Streaming is just like any business in many respects. One of which is that it requires you to do some admin and paperwork (even if there’s no actual paper). You’ll need to familiarise yourself with the kinds of contracts that most streamers are beholden to and understand your commitment to partners and sponsors. You’ll need to learn how to fill out your self assessment to HMRC. You’ll need to pick up some rudimentary bookkeeping as you scan and save your receipts for tax deductible expenses. You’ll also likely benefit from using documents technology to use and amend business document templates. So you can save time and effort spent on admin and free up more time to meet your goals. 

You need to commit your strategy to writing. For every goal you’ve set, create a list of activities you need to carry out to achieve it. Each of these will take you one step closer to your dream.

You need to log things you’ve tried out to engage with your audience, and what tangible results they’ve yielded. Don’t assume that you can store all this data in your head.
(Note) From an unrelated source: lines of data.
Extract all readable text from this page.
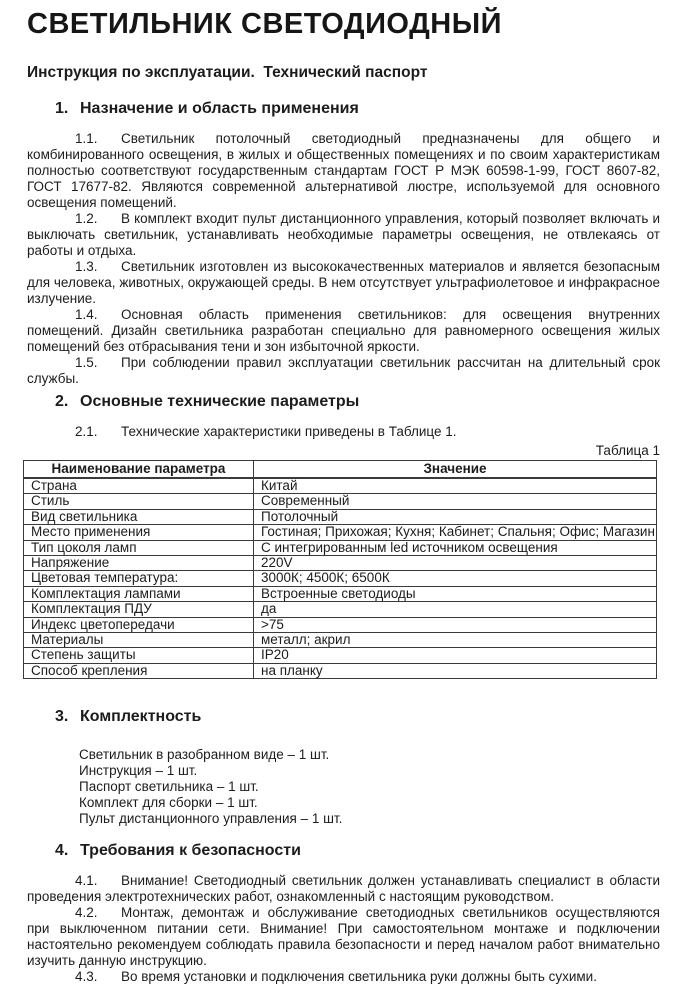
СВЕТИЛЬНИК СВЕТОДИОДНЫЙ

Инструкция по эксплуатации.  Технический паспорт

1. Назначение и область применения

1.1. Светильник потолочный светодиодный предназначены для общего и комбинированного освещения, в жилых и общественных помещениях и по своим характеристикам полностью соответствуют государственным стандартам ГОСТ Р МЭК 60598-1-99, ГОСТ 8607-82, ГОСТ 17677-82. Являются современной альтернативой люстре, используемой для основного освещения помещений.

1.2. В комплект входит пульт дистанционного управления, который позволяет включать и выключать светильник, устанавливать необходимые параметры освещения, не отвлекаясь от работы и отдыха.

1.3. Светильник изготовлен из высококачественных материалов и является безопасным для человека, животных, окружающей среды. В нем отсутствует ультрафиолетовое и инфракрасное излучение.

1.4. Основная область применения светильников: для освещения внутренних помещений. Дизайн светильника разработан специально для равномерного освещения жилых помещений без отбрасывания тени и зон избыточной яркости.

1.5. При соблюдении правил эксплуатации светильник рассчитан на длительный срок службы.

2. Основные технические параметры

2.1. Технические характеристики приведены в Таблице 1.

Таблица 1

Наименование параметра	Значение
Страна	Китай
Стиль	Современный
Вид светильника	Потолочный
Место применения	Гостиная; Прихожая; Кухня; Кабинет; Спальня; Офис; Магазин
Тип цоколя ламп	С интегрированным led источником освещения
Напряжение	220V
Цветовая температура:	3000К; 4500К; 6500К
Комплектация лампами	Встроенные светодиоды
Комплектация ПДУ	да
Индекс цветопередачи	>75
Материалы	металл; акрил
Степень защиты	IP20
Способ крепления	на планку
3. Комплектность
Светильник в разобранном виде – 1 шт.
Инструкция – 1 шт.
Паспорт светильника – 1 шт.
Комплект для сборки – 1 шт.
Пульт дистанционного управления – 1 шт.
4. Требования к безопасности

4.1. Внимание! Светодиодный светильник должен устанавливать специалист в области проведения электротехнических работ, ознакомленный с настоящим руководством.

4.2. Монтаж, демонтаж и обслуживание светодиодных светильников осуществляются при выключенном питании сети. Внимание! При самостоятельном монтаже и подключении настоятельно рекомендуем соблюдать правила безопасности и перед началом работ внимательно изучить данную инструкцию.

4.3. Во время установки и подключения светильника руки должны быть сухими.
Commit it to writing in a notebook or Google doc.

Again, this might not be the most fun part of streaming, and it’s certainly not a part that successful streamers share with their audiences. But it’s the admin work that will separate the pros from the also-rans. 

You need to carry out market research and give your audience more of what they want to see

Market research is a massively important undertaking for business. And one that companies of all shapes and sizes channel a great deal of time, effort and resources into. Streaming isn’t just about you. It’s about your audience. If you’re not giving them what they want, you can’t expect to keep them. Success in streaming depends on your ability to build a community around your online persona. However, you can’t afford to assume that they’ll come to you. You need to take steps to engage them and meet their needs proactively. 

One of the most important qualities for any streamer is consistency. Nobody wants to follow a streamer who sporadically posts content when they feel like it. They want to be able to engage with you regularly. Part of the grind is maintaining a consistent streaming schedule while also engaging with your followers (and prospective followers) on social platforms. This is easier to do if you cater to a specific niche like FPSs or JRPGs. The more passionate you are about said niche, the more likely you’ll be to provide tailored and relevant content for them, delivering a satisfying experience every time they log in to Twitch, Hitbox, YouTube etc. 

Look closely at who’s following you. What are they posting about on social platforms? What characters, series and franchises are they passionate about? What can you provide for them that they wouldn’t be able to get from other streamers? Speaking of whom…

You need to carry out competitor analysis and identify opportunities

Finally… you’re not streaming in a vacuum. Whatever niche you’ve chosen to call your own, there will be other streamers vying for the attention of your followers. The moment that another stream becomes more relevant or entertaining for them, you can expect to lose them. Maybe not straight away, but they may engage less and less with your online persona. And if your audience dwindles, partners and sponsors will be less likely to see your value proposition. 

Take a look at other streamers’ content. What makes them engaging and attractive to audiences? What can you incorporate in your own strategy while still being true to your brand? What opportunities do their activities represent? For instance, when Ninja moved from Twitch to Mixer it was a strategic move to reach a wider audience. Keeping an eye on the competition allows you to be a lot more proactive, allowing you to preempt trends and come out on top.